I finished The Enemy at Home:The Cultural Left and Its Responsibility for 9/11 by Dinesh D’Souza tonight. It was a pretty good book, but not without its flaws.
One of his major points is to attempt to answer the question “Why do they hate us?” Many people before have tried to answer this question and haven’t provided a satisfactory answer, and I think Dinesh finally provides one. They don’t hate us because of our global power, after all they didn’t hate the Soviet Union during its period of imperialism and they were far more aggressive about invading or subjugating nations than we have ever been. They don’t seem to hate Europeans as much as they hate us, even though Europeans are far more culturally decadent than we are. It can’t be just about our support of Israel; if Israel were the issue, they would be the “Great Satan,” not us. It’s not about pornography, homosexuality or anything like that, after all, those things exist in all cultures.
What D’Souza suggests, and rightly in my opinion, is that it’s not just our morally decadent culture, it’s the fact that we celebrate our decadence and seek to export it to other nations. We use the United Nations and other international organizations to try to impose our moral values on societies that don’t want them. So, we have Planned Parenthood handing out condoms to thirteen year old girls in sexually conservative countries. We have other liberal organizations filing lawsuits to overturn abortion laws in historically Catholic nations. Our TV shows are broadcast overseas glorifying sexual promiscuity and other lifestyles that traditional cultures (who make up the vast majority of the world) find abhorrent. (As D’Souza states, if a couple is shown having sex on TV they’re probably not married, and if they are, it’s not to each other.) In most societies, pornographers are outcast from society and shunned; in America, we celebrate them and make movies about them
He takes this further, though, and I believe it’s from this are that he received much of the wrath he’s getting over the book. He charges that the Left in America has entered into a de facto alliance with the radical Muslims who seek to attack America. He also makes the claim that Bin Laden recognizes this and appealed to the American Left in his pre-Election Day message in 2004. He urged them to defeat their common enemy, Bush. I do tend to think that while many liberals have entered into such an alliance, many are doing it unknowingly out of an exaggerated fear of Bush. (For example, those who argue he is the real enemy, as opposed to those who seek to kill innocent Americans.) Others, though, I think have consciously and knowingly accepted this bargain with the Devil, so to speak. They feel that if Bush can be defeated the terrorists will leave us alone and allow them to maintain their lifestyle here. After all, we’re in no danger of falling under Muslim oppression anytime soon, so the worst they can do to us here is kill a few thousand people every now and then. And these liberals aren’t concerned by 1.3 million abortion deaths a year, what’s a few thousand more in their mind?
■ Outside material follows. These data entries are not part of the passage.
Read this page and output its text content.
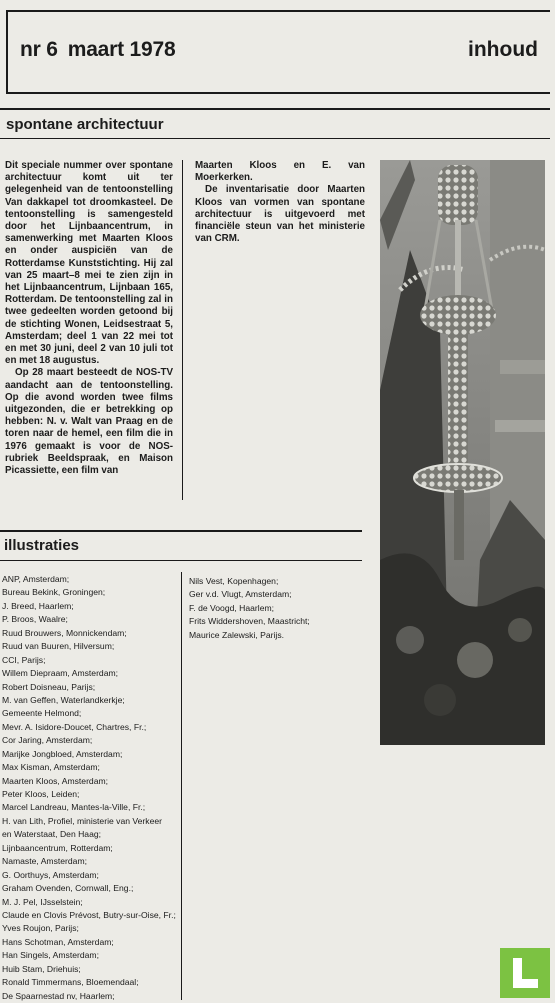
nr 6 maart 1978	inhoud
spontane architectuur

Dit speciale nummer over spontane architectuur komt uit ter gelegenheid van de tentoonstelling Van dakkapel tot droomkasteel. De tentoonstelling is samengesteld door het Lijnbaancentrum, in samenwerking met Maarten Kloos en onder auspiciën van de Rotterdamse Kunststichting. Hij zal van 25 maart–8 mei te zien zijn in het Lijnbaancentrum, Lijnbaan 165, Rotterdam. De tentoonstelling zal in twee gedeelten worden getoond bij de stichting Wonen, Leidsestraat 5, Amsterdam; deel 1 van 22 mei tot en met 30 juni, deel 2 van 10 juli tot en met 18 augustus.

Op 28 maart besteedt de NOS-TV aandacht aan de tentoonstelling. Op die avond worden twee films uitgezonden, die er betrekking op hebben: N. v. Walt van Praag en de toren naar de hemel, een film die in 1976 gemaakt is voor de NOS-rubriek Beeldspraak, en Maison Picassiette, een film van

Maarten Kloos en E. van Moerkerken.

De inventarisatie door Maarten Kloos van vormen van spontane architectuur is uitgevoerd met financiële steun van het ministerie van CRM.

illustraties
ANP, Amsterdam;
Bureau Bekink, Groningen;
J. Breed, Haarlem;
P. Broos, Waalre;
Ruud Brouwers, Monnickendam;
Ruud van Buuren, Hilversum;
CCI, Parijs;
Willem Diepraam, Amsterdam;
Robert Doisneau, Parijs;
M. van Geffen, Waterlandkerkje;
Gemeente Helmond;
Mevr. A. Isidore-Doucet, Chartres, Fr.;
Cor Jaring, Amsterdam;
Marijke Jongbloed, Amsterdam;
Max Kisman, Amsterdam;
Maarten Kloos, Amsterdam;
Peter Kloos, Leiden;
Marcel Landreau, Mantes-la-Ville, Fr.;
H. van Lith, Profiel, ministerie van Verkeer
en Waterstaat, Den Haag;
Lijnbaancentrum, Rotterdam;
Namaste, Amsterdam;
G. Oorthuys, Amsterdam;
Graham Ovenden, Cornwall, Eng.;
M. J. Pel, IJsselstein;
Claude en Clovis Prévost, Butry-sur-Oise, Fr.;
Yves Roujon, Parijs;
Hans Schotman, Amsterdam;
Han Singels, Amsterdam;
Huib Stam, Driehuis;
Ronald Timmermans, Bloemendaal;
De Spaarnestad nv, Haarlem;
Nils Vest, Kopenhagen;
Ger v.d. Vlugt, Amsterdam;
F. de Voogd, Haarlem;
Frits Widdershoven, Maastricht;
Maurice Zalewski, Parijs.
I do have some concerns about his proposed solution, however. To begin with, he rightly draws a distinction between radical Islam who is at war with us and traditional Islam who shares the values of radical Islam, while not wishing to engage in a war with us. He argues that traditional Islam can be our ally in our struggle with radical Islam if we don’t upset them. We need to stop belittling and attacking Islam and casting all Islam as hopelessly violent. As D’Souza points out, Islam in many ways has done a better job in maintaining its values in its society, whereas in the West, it’s doubtful whether we can truly be called a Christian society any more.
He then proposes that rather than viewing the Culture War and the War on Terror as separate conflicts, they should be viewed as one and the same since one can’t be won without winning the other. As long as the Left in America seeks to impose their values, not just on Americans, but on the world, we will have traditional societies of all religions hating us.
D’Souza suggests conservatives reach out to traditional Islam by pointing out that we, too, have issues with the Hollywood lifestyle and coming up with a common strategy to counteract it. This can help conservatives win the culture war, and in turn keep traditional societies from deepening their dislike for us. This part of the strategy makes perfect sense. It will let Muslims know that there are many Americans who are willing to work with them and help protect their societies from American cultural imperialism. It’s the second part of the strategy I have issues with, though.
He argues that we need to expose Leftists who are actively working to undermine American success in the War on Terror, hurting the country in favor promoting their own lifestyle. He acknowledges that this runs the risk of charges of McCarthyism, but he points out that McCarthy’s main theme was correct, despite the falsehood of some of his specific claims. (As it was put in “A Beautiful Mind”: “McCarthy’s an idiot, but he’s right.”) This risks undermining the conservative cause domestically and giving the liberals what they want: power. I think the first part of the strategy is more likely to help us, and will pay electoral benefits domestically as well.
Overall, a good, but somewhat flawed, book that should make conservatives and liberals rethink their positions if they read it with an open and honest mind. Worth the read.